Netflix, en tant que leader d’un secteur en pleine expansion, a son rôle à jouer dans ces nouvelles pratiques. Notamment à travers son algorithme aux règles obscures, qui se dépatouille avec le catalogue existant (moindre impressionnant chez nous qu’outre-Atlantique, fatalement) pour proposer des films « similaires » à ceux que vous regardez. C’est ce qui va amener les yeux innocents à passer d’un 2012 à un Tremblement de Terre avec Charlton Heston, ou à se plonger dans les Mad Max originaux après un énième visionnage de Fast & Furious 47. Il pourra même se laisser tenter par un film indien ou brésilien, qui n’aurait jamais attiré son regard dans un autre contexte. Ce qui manque pour l’instant à ce mode de visionnage, à la fois savant et complètement aléatoire, c’est une mise en contexte, une introduction plus complète et attirante qu’un « pouce en haut ». FilmoTV remplit parfaitement ce rôle, et il est permis d’espérer que ses grands frères s’en inspireront.

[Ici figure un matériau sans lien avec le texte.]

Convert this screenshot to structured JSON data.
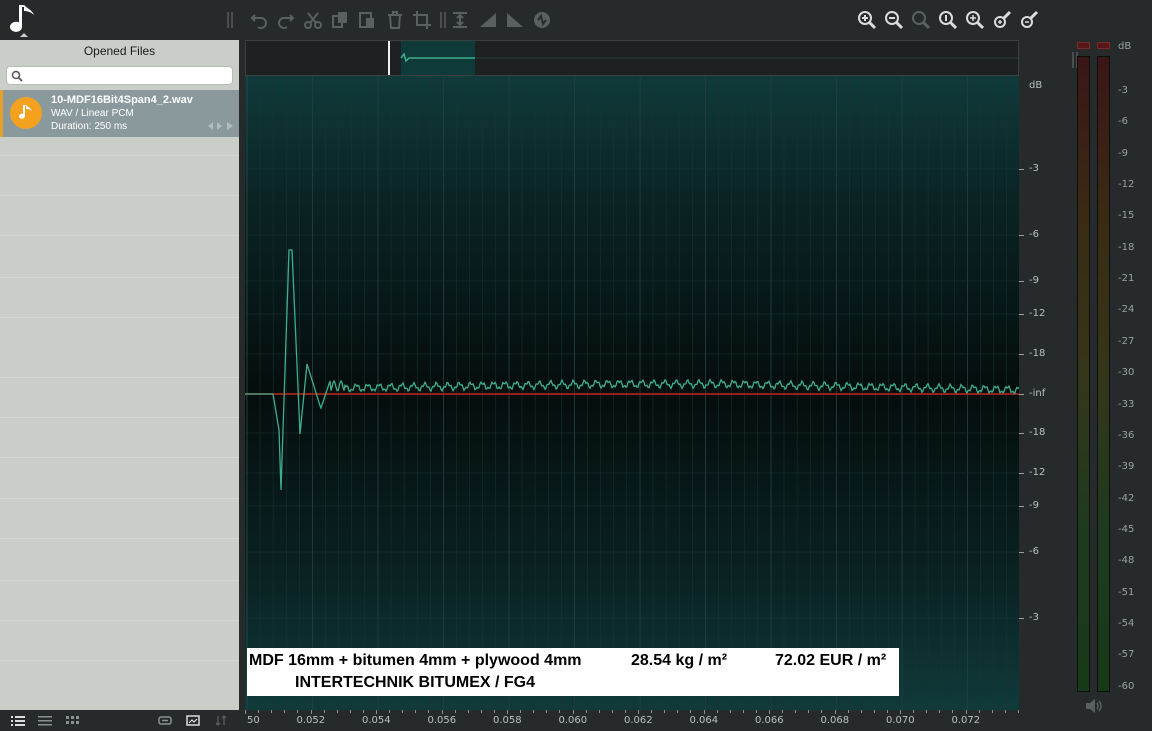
{
  "left_panel": {
    "title": "Opened Files",
    "search": {
      "placeholder": "",
      "value": ""
    },
    "file": {
      "name": "10-MDF16Bit4Span4_2.wav",
      "format": "WAV / Linear PCM",
      "duration": "Duration: 250 ms"
    }
  },
  "annotation": {
    "line1": "MDF 16mm + bitumen 4mm + plywood 4mm",
    "mass": "28.54 kg / m²",
    "price": "72.02 EUR / m²",
    "line2": "INTERTECHNIK BITUMEX / FG4"
  },
  "time_axis": {
    "labels": [
      "50",
      "0.052",
      "0.054",
      "0.056",
      "0.058",
      "0.060",
      "0.062",
      "0.064",
      "0.066",
      "0.068",
      "0.070",
      "0.072"
    ]
  },
  "db_axis": {
    "unit": "dB",
    "labels": [
      "-3",
      "-6",
      "-9",
      "-12",
      "-18",
      "-inf",
      "-18",
      "-12",
      "-9",
      "-6",
      "-3"
    ]
  },
  "meter": {
    "unit": "dB",
    "labels": [
      "-3",
      "-6",
      "-9",
      "-12",
      "-15",
      "-18",
      "-21",
      "-24",
      "-27",
      "-30",
      "-33",
      "-36",
      "-39",
      "-42",
      "-45",
      "-48",
      "-51",
      "-54",
      "-57",
      "-60"
    ]
  },
  "icons": {
    "toolbar": [
      "undo-icon",
      "redo-icon",
      "cut-icon",
      "copy-icon",
      "paste-icon",
      "delete-icon",
      "crop-icon",
      "normalize-icon",
      "fade-in-icon",
      "fade-out-icon",
      "effects-icon",
      "zoom-in-icon",
      "zoom-out-icon",
      "zoom-selection-icon",
      "zoom-fit-icon",
      "zoom-full-icon",
      "zoom-in-vertical-icon",
      "zoom-out-vertical-icon"
    ]
  },
  "colors": {
    "accent": "#f3a11f",
    "waveform": "#3fae8e",
    "zero_line": "#c0281e",
    "selected_row": "#8a9a9c"
  }
}
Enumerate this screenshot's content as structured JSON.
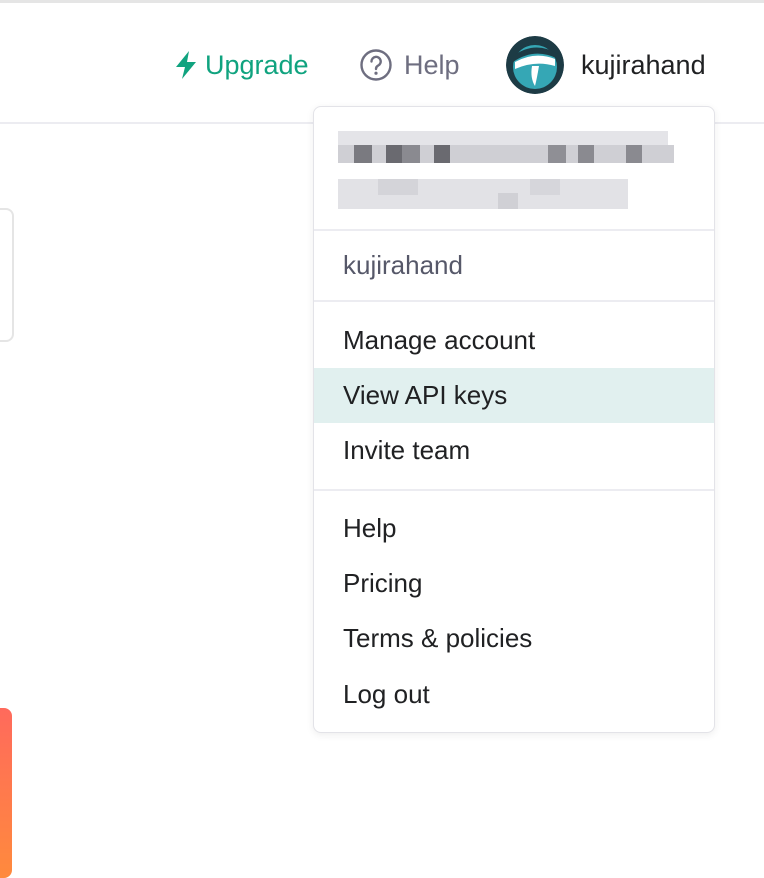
{
  "header": {
    "upgrade_label": "Upgrade",
    "help_label": "Help",
    "username": "kujirahand"
  },
  "menu": {
    "account_username": "kujirahand",
    "section_account": [
      {
        "label": "Manage account"
      },
      {
        "label": "View API keys",
        "highlighted": true
      },
      {
        "label": "Invite team"
      }
    ],
    "section_info": [
      {
        "label": "Help"
      },
      {
        "label": "Pricing"
      },
      {
        "label": "Terms & policies"
      },
      {
        "label": "Log out"
      }
    ]
  },
  "colors": {
    "accent": "#10a37f",
    "muted_text": "#6e6e80",
    "highlight_bg": "#e1f0ef",
    "orange": "#ff7a4a"
  },
  "icons": {
    "upgrade": "lightning-bolt-icon",
    "help": "question-circle-icon",
    "avatar": "user-avatar"
  }
}
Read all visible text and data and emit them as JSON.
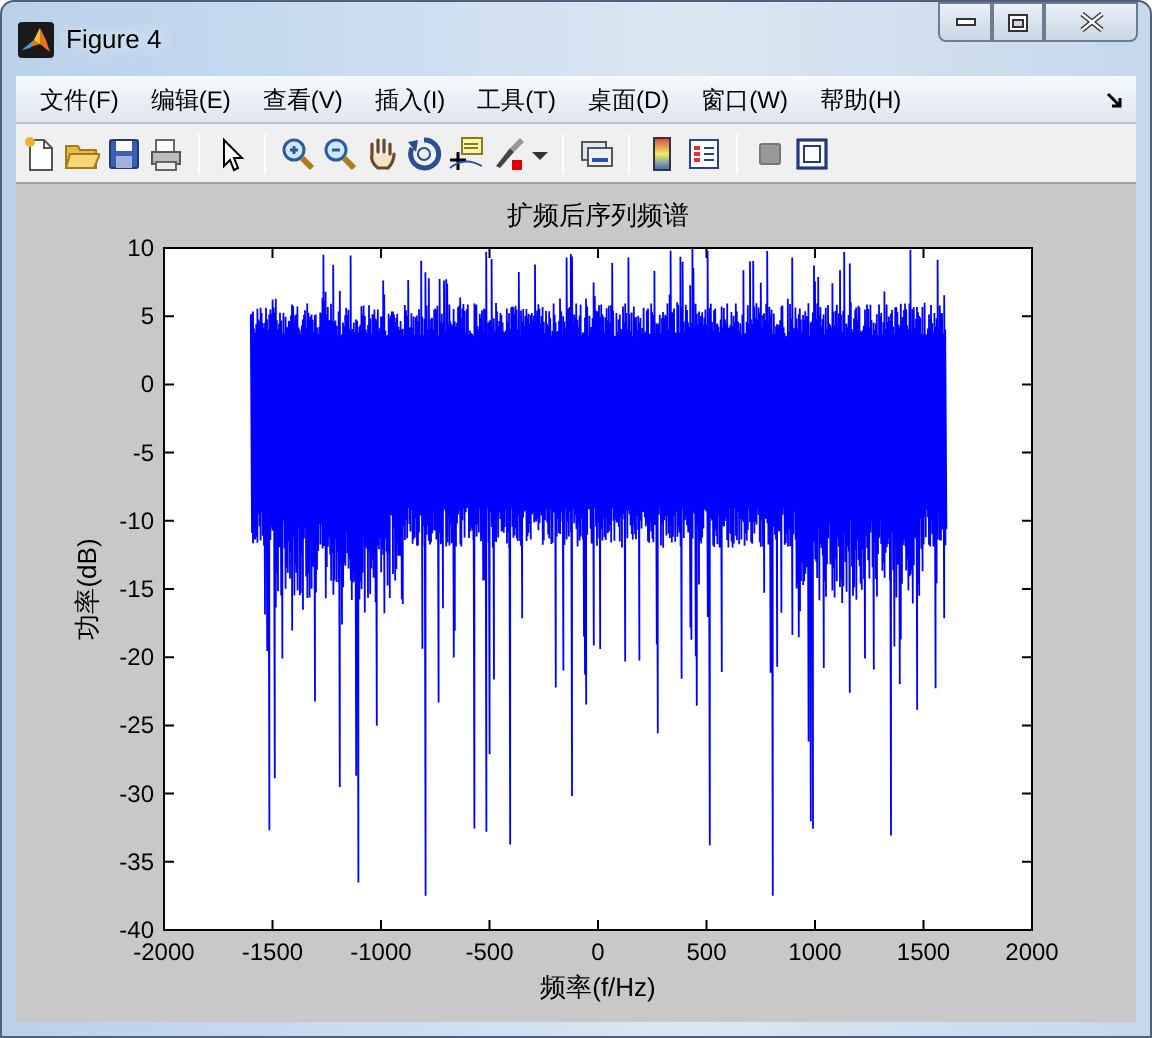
{
  "window": {
    "title": "Figure 4"
  },
  "menu": [
    {
      "label": "文件(F)"
    },
    {
      "label": "编辑(E)"
    },
    {
      "label": "查看(V)"
    },
    {
      "label": "插入(I)"
    },
    {
      "label": "工具(T)"
    },
    {
      "label": "桌面(D)"
    },
    {
      "label": "窗口(W)"
    },
    {
      "label": "帮助(H)"
    }
  ],
  "figure": {
    "title": "扩频后序列频谱",
    "xlabel": "频率(f/Hz)",
    "ylabel": "功率(dB)",
    "xticks": [
      "-2000",
      "-1500",
      "-1000",
      "-500",
      "0",
      "500",
      "1000",
      "1500",
      "2000"
    ],
    "yticks": [
      "10",
      "5",
      "0",
      "-5",
      "-10",
      "-15",
      "-20",
      "-25",
      "-30",
      "-35",
      "-40"
    ]
  }
}
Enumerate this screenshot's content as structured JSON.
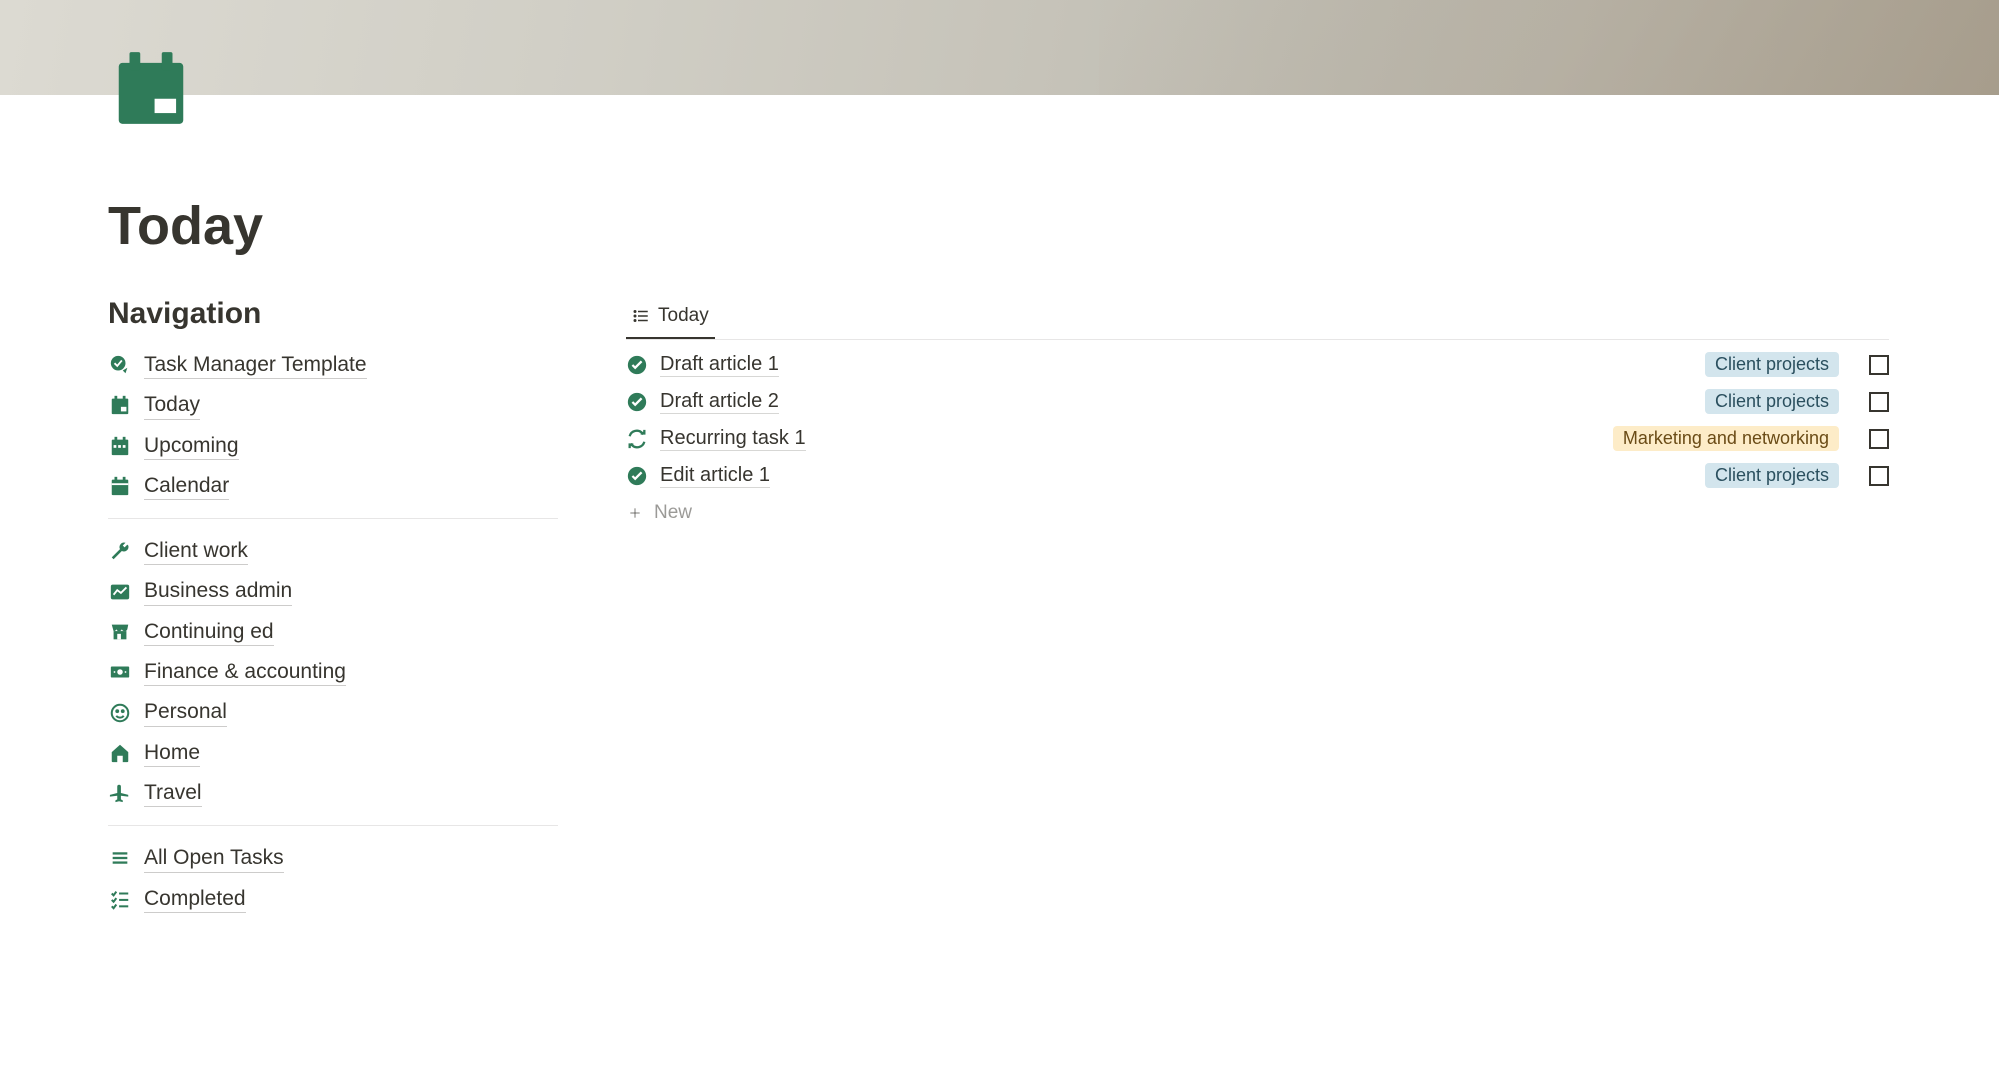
{
  "page": {
    "title": "Today"
  },
  "sidebar": {
    "heading": "Navigation",
    "sections": [
      [
        {
          "icon": "check-arrow",
          "label": "Task Manager Template"
        },
        {
          "icon": "calendar-day",
          "label": "Today"
        },
        {
          "icon": "calendar-week",
          "label": "Upcoming"
        },
        {
          "icon": "calendar",
          "label": "Calendar"
        }
      ],
      [
        {
          "icon": "wrench",
          "label": "Client work"
        },
        {
          "icon": "chart",
          "label": "Business admin"
        },
        {
          "icon": "store",
          "label": "Continuing ed"
        },
        {
          "icon": "money",
          "label": "Finance & accounting"
        },
        {
          "icon": "face",
          "label": "Personal"
        },
        {
          "icon": "home",
          "label": "Home"
        },
        {
          "icon": "plane",
          "label": "Travel"
        }
      ],
      [
        {
          "icon": "list-lines",
          "label": "All Open Tasks"
        },
        {
          "icon": "checklist",
          "label": "Completed"
        }
      ]
    ]
  },
  "tabs": [
    {
      "label": "Today",
      "active": true
    }
  ],
  "tasks": [
    {
      "icon": "check-circle",
      "title": "Draft article 1",
      "tag": "Client projects",
      "tagColor": "blue"
    },
    {
      "icon": "check-circle",
      "title": "Draft article 2",
      "tag": "Client projects",
      "tagColor": "blue"
    },
    {
      "icon": "repeat",
      "title": "Recurring task 1",
      "tag": "Marketing and networking",
      "tagColor": "yellow"
    },
    {
      "icon": "check-circle",
      "title": "Edit article 1",
      "tag": "Client projects",
      "tagColor": "blue"
    }
  ],
  "newRow": {
    "label": "New"
  }
}
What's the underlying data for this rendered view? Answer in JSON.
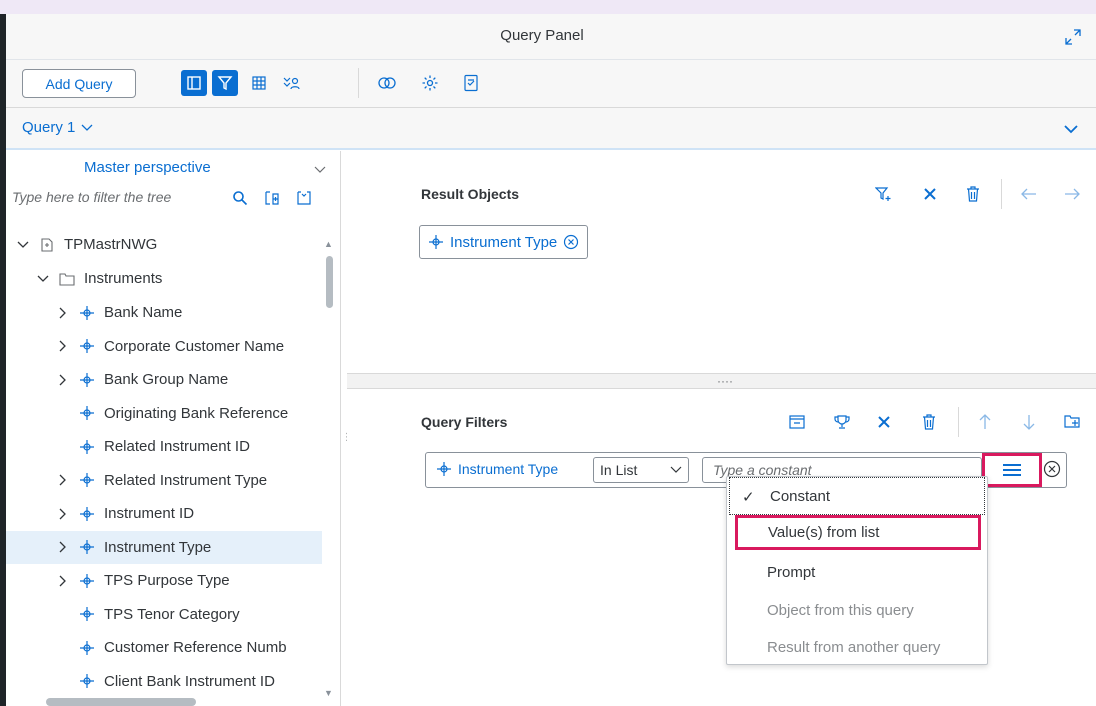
{
  "window": {
    "title": "Query Panel"
  },
  "toolbar": {
    "add_query_label": "Add Query",
    "icons": [
      "panel-icon",
      "filter-icon",
      "table-icon",
      "user-filter-icon",
      "combine-icon",
      "settings-icon",
      "sql-icon"
    ]
  },
  "query_tabs": {
    "active": "Query 1"
  },
  "tree": {
    "perspective": "Master perspective",
    "filter_placeholder": "Type here to filter the tree",
    "root": "TPMastrNWG",
    "folder": "Instruments",
    "items": [
      {
        "label": "Bank Name",
        "expandable": true
      },
      {
        "label": "Corporate Customer Name",
        "expandable": true
      },
      {
        "label": "Bank Group Name",
        "expandable": true
      },
      {
        "label": "Originating Bank Reference",
        "expandable": false
      },
      {
        "label": "Related Instrument ID",
        "expandable": false
      },
      {
        "label": "Related Instrument Type",
        "expandable": true
      },
      {
        "label": "Instrument ID",
        "expandable": true
      },
      {
        "label": "Instrument Type",
        "expandable": true,
        "selected": true
      },
      {
        "label": "TPS Purpose Type",
        "expandable": true
      },
      {
        "label": "TPS Tenor Category",
        "expandable": false
      },
      {
        "label": "Customer Reference Numb",
        "expandable": false
      },
      {
        "label": "Client Bank Instrument ID",
        "expandable": false
      }
    ]
  },
  "result_objects": {
    "title": "Result Objects",
    "chips": [
      "Instrument Type"
    ]
  },
  "query_filters": {
    "title": "Query Filters",
    "filter": {
      "object": "Instrument Type",
      "operator": "In List",
      "value_placeholder": "Type a constant"
    }
  },
  "value_menu": {
    "items": [
      {
        "label": "Constant",
        "checked": true,
        "disabled": false
      },
      {
        "label": "Value(s) from list",
        "checked": false,
        "disabled": false
      },
      {
        "label": "Prompt",
        "checked": false,
        "disabled": false
      },
      {
        "label": "Object from this query",
        "checked": false,
        "disabled": true
      },
      {
        "label": "Result from another query",
        "checked": false,
        "disabled": true
      }
    ]
  },
  "colors": {
    "accent": "#0a6ed1",
    "highlight": "#d9195e",
    "selected_row": "#e5f0fa"
  }
}
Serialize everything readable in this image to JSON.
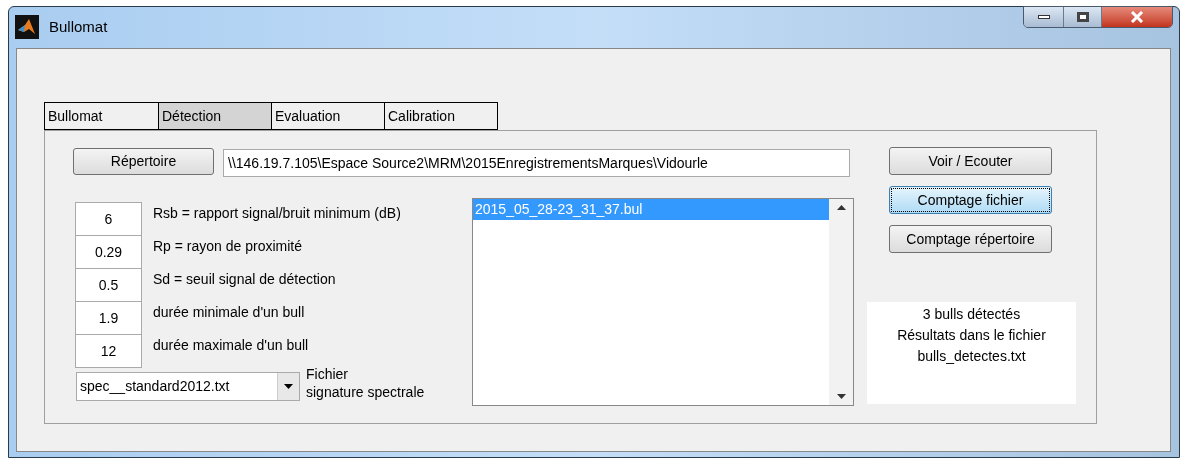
{
  "window": {
    "title": "Bullomat"
  },
  "tabs": [
    {
      "label": "Bullomat",
      "selected": false
    },
    {
      "label": "Détection",
      "selected": true
    },
    {
      "label": "Evaluation",
      "selected": false
    },
    {
      "label": "Calibration",
      "selected": false
    }
  ],
  "directory_button": "Répertoire",
  "path_field": {
    "value": "\\\\146.19.7.105\\Espace Source2\\MRM\\2015EnregistrementsMarques\\Vidourle"
  },
  "parameters": [
    {
      "value": "6",
      "label": "Rsb = rapport signal/bruit minimum (dB)"
    },
    {
      "value": "0.29",
      "label": "Rp = rayon de proximité"
    },
    {
      "value": "0.5",
      "label": "Sd = seuil signal de détection"
    },
    {
      "value": "1.9",
      "label": "durée minimale d'un bull"
    },
    {
      "value": "12",
      "label": "durée maximale d'un bull"
    }
  ],
  "spectral_file": {
    "value": "spec__standard2012.txt",
    "label_lines": [
      "Fichier",
      "signature spectrale"
    ]
  },
  "file_list": [
    {
      "name": "2015_05_28-23_31_37.bul",
      "selected": true
    }
  ],
  "buttons": [
    {
      "label": "Voir / Ecouter",
      "focused": false
    },
    {
      "label": "Comptage fichier",
      "focused": true
    },
    {
      "label": "Comptage répertoire",
      "focused": false
    }
  ],
  "result_lines": [
    "3 bulls détectés",
    "Résultats dans le fichier",
    "bulls_detectes.txt"
  ]
}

La force de la SVOD, c’est que les futurs cinéphiles pourront s’en servir pour fabriquer pierre par pierre, et sans attendre comme nous le sacro-saint week-end au vidéoclub, leur propre culture cinématographique, en suivant le fil rouge d’une thématique, d’un réalisateur, d’une époque. Bien sûr, cela ne suffira pas, et pas seulement à cause de la contraignante chronologie des médias, ou de l’existence en parallèle de concurrents à l’offre richement dotée (CanalPlay, logiquement). Il faudra continuer à leur rabâcher le fait que les films du XXe siècle ne sont pas « vieux », qu’il y a une vie au-delà des comédies grasses et des grands spectacles en images de synthèse, bref à entretenir une indispensable ouverture d’esprit. Mais c’est une bonne nouvelle, à bien y réfléchir, pour nous autres vieux grognons, qui regrettons ce temps où nos souvenirs en devenir de chocs naissaient dans un linéaire étroit ressemblant à un magasin de bonbons pelliculés.